Blaming the victims of Hurricane Katrina

August 31st, 2005 – 10:43 pm
Tagged as: Media

As the aftermath of Hurricane Katrina keeps looking worse and worse, I think it’s important to take a look at those who are still trapped in the city, and the media’s portrayal of them.

First, here’s a great piece of writing from Cherie Priest called Disjointed thoughts on the socio-economics of disaster:

Look at the reporters who are “incensed” by the rampant looting. Look at the smugness from those distant from the situation who chastise the dumb southerners for not evacuating when they had the chance. It blows their minds how many idiots stayed to wait it out. It makes them shake their heads and make “tsk-tsk” noises into their shiny microphones.

Well, fuck the lot of them.

New Orleans and Biloxi are not rich cities. They are poor southern cities disproportionately filled with poor southern people — people who may not have reliable transportation, people who live hand-to-mouth, people who have no where else to go, even if they had the means to get there.

And the evacuation was little more than a vague order to get the hell out — under your own power and at your own expense. If you have, at your immediate disposal, reliable transportation, money for gas, and either distant family OR money for shelter, then this isn’t a big deal. Of course you leave. You pack up everything you can and you head for higher ground. But it is somewhat less easy to do if you are lacking any one of these things, AND you have been informed that what little earthly lot you may claim is about to be destroyed. Do you hang on and try to save what you can? Do you let it go and return to less than nothing?

What the hell do you do?

Ned Sublette comments:

The poorest 20% (you can argue with the number — 10%? 18%? no one knows) of the city was left behind to drown. This was the plan. Forget the sanctimonious bullshit about the bullheaded people who wouldn’t leave. The evacuation plan was strictly laissez-faire. It depended on privately owned vehicles, and on having ready cash to fund an evacuation. The planners knew full well that the poor, who in new orleans are overwhelmingly black, wouldn’t be able to get out. The resources — meaning, the political will — weren’t there to get them out.

Amanda at Pandagon looks at the media’s motives:

I have an eerie feeling that the media is already spinning the horrific loss of life to Katrina into a story that is focused primarily on victim-blaming in order to distract from the massive failure to evacuate the city properly that is caused directly by inhumane BushCo policies.

….

One way or another, the discussion is going to come around to whether or not the absence of the National Guard in Louisiana and just general unwillingness to provide for what should seem inevitable–that New Orleans is in a prime position to get destroyed by a hurricane. And that’s not really a path the media wants to go down, as it’s all wonky and not kiss-assy enough for the modern major media.

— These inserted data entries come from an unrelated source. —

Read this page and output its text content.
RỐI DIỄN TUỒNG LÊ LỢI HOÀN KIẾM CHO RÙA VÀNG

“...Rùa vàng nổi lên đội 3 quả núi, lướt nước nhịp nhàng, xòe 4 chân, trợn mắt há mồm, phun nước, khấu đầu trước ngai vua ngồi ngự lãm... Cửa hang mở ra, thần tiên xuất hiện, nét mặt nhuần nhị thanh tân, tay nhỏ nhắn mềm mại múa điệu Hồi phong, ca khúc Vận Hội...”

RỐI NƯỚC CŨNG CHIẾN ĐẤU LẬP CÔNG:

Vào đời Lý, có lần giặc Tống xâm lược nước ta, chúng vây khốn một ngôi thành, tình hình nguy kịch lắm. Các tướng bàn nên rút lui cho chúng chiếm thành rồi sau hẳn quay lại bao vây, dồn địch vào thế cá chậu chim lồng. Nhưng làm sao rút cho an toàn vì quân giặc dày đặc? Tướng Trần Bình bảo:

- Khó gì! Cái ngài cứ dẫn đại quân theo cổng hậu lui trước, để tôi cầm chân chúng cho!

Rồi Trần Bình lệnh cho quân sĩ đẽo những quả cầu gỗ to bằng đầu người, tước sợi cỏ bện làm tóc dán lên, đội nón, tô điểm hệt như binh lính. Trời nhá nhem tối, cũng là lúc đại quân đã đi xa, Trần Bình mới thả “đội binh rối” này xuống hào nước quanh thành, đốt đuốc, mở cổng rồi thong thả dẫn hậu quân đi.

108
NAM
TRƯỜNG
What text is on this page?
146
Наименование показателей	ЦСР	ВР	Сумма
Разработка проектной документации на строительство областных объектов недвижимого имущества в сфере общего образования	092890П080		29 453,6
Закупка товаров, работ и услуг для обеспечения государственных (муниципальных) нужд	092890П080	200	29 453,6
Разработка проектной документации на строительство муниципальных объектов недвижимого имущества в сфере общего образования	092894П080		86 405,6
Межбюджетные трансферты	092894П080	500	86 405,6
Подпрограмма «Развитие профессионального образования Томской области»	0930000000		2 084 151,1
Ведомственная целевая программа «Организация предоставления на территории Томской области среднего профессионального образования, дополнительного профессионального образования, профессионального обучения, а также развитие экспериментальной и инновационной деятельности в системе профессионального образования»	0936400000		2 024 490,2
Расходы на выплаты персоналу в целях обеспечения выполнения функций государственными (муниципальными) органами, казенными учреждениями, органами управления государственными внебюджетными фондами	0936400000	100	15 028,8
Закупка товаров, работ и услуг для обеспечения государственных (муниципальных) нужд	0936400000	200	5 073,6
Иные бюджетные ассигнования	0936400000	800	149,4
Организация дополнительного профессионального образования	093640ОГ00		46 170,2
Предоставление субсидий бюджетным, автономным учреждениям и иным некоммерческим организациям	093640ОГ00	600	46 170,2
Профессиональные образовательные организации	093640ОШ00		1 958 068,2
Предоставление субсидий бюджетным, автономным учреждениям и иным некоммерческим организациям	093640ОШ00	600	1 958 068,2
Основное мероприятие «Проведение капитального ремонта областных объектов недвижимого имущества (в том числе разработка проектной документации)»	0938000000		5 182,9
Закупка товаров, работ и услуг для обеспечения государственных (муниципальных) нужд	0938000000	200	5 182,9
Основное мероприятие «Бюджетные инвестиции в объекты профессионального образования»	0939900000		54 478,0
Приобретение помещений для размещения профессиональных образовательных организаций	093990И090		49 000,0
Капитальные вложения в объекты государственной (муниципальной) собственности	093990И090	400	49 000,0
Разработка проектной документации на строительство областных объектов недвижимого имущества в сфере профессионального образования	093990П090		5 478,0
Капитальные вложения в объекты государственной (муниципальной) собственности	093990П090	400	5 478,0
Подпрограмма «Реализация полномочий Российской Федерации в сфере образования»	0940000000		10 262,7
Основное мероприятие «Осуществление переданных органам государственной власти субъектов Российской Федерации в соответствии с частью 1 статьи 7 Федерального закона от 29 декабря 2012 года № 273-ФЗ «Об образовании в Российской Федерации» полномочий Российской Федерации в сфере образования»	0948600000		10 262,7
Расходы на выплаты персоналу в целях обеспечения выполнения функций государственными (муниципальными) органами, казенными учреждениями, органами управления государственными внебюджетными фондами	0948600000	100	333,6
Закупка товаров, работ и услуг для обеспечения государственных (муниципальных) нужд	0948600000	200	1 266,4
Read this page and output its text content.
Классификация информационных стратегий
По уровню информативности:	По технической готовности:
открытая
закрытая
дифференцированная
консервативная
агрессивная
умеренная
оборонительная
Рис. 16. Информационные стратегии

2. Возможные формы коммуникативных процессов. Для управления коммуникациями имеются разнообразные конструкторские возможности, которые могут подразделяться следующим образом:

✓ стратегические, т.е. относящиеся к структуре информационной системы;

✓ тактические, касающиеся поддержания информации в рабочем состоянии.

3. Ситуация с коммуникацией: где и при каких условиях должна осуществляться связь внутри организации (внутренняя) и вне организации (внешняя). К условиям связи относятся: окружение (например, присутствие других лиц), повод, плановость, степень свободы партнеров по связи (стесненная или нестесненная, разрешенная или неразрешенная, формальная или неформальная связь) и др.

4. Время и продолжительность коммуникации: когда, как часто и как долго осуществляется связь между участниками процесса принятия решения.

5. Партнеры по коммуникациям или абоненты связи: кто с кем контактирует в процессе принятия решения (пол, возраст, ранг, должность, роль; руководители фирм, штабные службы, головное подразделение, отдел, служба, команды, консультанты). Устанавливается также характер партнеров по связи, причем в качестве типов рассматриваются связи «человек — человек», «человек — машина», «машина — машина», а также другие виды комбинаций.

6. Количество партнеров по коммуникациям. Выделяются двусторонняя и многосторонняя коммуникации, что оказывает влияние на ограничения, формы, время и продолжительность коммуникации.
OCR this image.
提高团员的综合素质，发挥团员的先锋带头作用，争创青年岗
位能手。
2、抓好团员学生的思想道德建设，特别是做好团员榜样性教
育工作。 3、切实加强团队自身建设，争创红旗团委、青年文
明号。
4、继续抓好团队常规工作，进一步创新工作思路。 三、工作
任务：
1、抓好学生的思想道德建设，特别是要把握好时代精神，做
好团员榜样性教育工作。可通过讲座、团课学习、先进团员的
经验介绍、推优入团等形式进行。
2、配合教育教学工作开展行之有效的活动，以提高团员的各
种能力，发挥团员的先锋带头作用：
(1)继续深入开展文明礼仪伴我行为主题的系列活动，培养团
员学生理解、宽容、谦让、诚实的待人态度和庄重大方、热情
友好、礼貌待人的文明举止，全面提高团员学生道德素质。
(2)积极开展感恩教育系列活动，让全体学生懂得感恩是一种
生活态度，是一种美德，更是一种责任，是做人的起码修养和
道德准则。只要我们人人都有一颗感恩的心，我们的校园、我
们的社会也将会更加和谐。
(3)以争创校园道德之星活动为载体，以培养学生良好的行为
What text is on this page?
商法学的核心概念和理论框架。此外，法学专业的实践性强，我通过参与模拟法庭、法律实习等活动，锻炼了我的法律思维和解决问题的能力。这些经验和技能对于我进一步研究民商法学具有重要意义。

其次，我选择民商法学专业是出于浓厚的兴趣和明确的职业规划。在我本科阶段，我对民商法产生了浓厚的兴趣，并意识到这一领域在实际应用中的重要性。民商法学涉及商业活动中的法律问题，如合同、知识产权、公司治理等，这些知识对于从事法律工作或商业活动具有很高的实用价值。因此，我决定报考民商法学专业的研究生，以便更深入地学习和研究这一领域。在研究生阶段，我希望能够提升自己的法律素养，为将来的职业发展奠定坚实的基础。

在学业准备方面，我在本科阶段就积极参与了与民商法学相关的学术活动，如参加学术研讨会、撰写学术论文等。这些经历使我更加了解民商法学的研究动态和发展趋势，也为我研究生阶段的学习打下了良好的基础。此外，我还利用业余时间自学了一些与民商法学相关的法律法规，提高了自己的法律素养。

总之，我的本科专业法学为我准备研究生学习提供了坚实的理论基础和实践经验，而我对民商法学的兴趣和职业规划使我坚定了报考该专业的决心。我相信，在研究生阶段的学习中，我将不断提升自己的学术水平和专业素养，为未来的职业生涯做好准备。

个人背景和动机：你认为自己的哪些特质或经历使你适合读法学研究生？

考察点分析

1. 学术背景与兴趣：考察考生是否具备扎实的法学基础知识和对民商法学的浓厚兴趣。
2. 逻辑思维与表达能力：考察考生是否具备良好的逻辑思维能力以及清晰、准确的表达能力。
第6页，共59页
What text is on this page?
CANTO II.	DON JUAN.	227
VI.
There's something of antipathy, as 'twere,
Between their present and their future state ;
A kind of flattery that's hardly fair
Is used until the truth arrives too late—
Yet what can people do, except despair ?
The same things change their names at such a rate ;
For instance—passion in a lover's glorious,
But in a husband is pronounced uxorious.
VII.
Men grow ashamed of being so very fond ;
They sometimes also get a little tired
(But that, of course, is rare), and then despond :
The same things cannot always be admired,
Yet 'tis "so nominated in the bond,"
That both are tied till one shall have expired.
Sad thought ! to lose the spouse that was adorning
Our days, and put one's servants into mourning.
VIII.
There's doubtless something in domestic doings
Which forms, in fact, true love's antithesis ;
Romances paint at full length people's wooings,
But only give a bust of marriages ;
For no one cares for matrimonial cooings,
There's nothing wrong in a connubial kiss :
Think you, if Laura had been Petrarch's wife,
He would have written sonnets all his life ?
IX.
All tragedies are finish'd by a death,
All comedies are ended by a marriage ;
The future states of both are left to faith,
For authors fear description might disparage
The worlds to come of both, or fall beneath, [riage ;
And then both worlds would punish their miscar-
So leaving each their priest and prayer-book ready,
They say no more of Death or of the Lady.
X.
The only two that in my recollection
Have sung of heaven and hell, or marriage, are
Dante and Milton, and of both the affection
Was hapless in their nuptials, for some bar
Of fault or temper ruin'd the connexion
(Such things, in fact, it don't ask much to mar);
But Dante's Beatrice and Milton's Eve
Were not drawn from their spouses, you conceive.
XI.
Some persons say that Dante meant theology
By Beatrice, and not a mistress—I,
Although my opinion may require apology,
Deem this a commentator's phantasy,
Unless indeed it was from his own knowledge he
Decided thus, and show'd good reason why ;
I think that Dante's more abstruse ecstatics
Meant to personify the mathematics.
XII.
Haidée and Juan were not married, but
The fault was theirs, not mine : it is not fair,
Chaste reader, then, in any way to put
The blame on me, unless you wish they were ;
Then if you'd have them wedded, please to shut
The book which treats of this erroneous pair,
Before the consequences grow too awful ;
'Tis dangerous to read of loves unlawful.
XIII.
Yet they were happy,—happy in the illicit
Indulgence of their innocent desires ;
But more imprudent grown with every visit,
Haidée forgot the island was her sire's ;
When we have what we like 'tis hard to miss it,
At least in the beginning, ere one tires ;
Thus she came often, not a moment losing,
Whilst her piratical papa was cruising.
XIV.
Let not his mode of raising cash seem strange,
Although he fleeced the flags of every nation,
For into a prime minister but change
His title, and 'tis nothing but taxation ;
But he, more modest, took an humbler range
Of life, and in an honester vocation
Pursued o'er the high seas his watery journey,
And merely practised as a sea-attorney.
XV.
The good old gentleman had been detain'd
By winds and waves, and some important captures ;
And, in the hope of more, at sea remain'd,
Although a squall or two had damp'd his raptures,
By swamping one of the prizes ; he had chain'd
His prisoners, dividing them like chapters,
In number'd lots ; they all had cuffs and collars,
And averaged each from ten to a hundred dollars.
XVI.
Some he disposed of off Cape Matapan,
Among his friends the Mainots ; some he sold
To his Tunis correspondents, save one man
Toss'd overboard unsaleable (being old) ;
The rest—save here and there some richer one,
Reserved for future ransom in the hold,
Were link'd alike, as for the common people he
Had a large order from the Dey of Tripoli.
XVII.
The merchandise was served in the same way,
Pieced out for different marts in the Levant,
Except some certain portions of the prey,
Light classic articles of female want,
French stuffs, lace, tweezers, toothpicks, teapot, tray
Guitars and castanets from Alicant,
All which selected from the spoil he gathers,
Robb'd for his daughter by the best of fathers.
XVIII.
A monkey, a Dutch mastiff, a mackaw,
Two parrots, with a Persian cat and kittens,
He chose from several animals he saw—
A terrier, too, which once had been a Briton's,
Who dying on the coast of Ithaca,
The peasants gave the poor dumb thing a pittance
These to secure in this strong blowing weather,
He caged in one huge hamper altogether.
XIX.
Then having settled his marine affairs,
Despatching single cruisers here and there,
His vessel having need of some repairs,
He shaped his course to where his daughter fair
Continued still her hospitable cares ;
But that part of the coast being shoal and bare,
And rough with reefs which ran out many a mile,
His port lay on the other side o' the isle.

So how to distract? Blame the victims.

Steve Gilliard, who’s got a hella ear for racist dog whistles, lays it on the line–racist coverage like this is laying the groundwork for excusing away the fact that the dead are almost surely going to be disproportionately black because the poor are disproportionately black and because the poor are going to be the people who couldn’t escape the city as easily. Atrios posted on the two nearly identical pictures of people taking things they need from flooded stores where the white people were described as “finding” and the black man as “looting”. Directly before that, he rightly complained about the media whining about looters.

Taken altogether, this is what I fear will happen: The victims of the flood will be portrayed via racist stereotypes as criminals and idiots. This will predispose the audience to disliking them. Then, after everything settles down, a few right wingers will start implying that the dead brought their own fate on themselves by being too stupid and/or criminal to evacuate. This focus will distract the pundits from discussing the real issue at hand, which is why the fuck we didn’t have the resources on hand to evacuate a city that has Hurricane Target written all over it. Before you know it, it’ll be a wingnut bonaza of people both gleefully indulging in the most racist tendencies while simultaneously claiming that the only reason one might end up dead in a hurricane is because one doesn’t have “personal responsibility”. But my guess is that the people who are dead mostly didn’t have transportation out of the city. Watch the media bury the truth of what happened so fast it’ll make your head spin.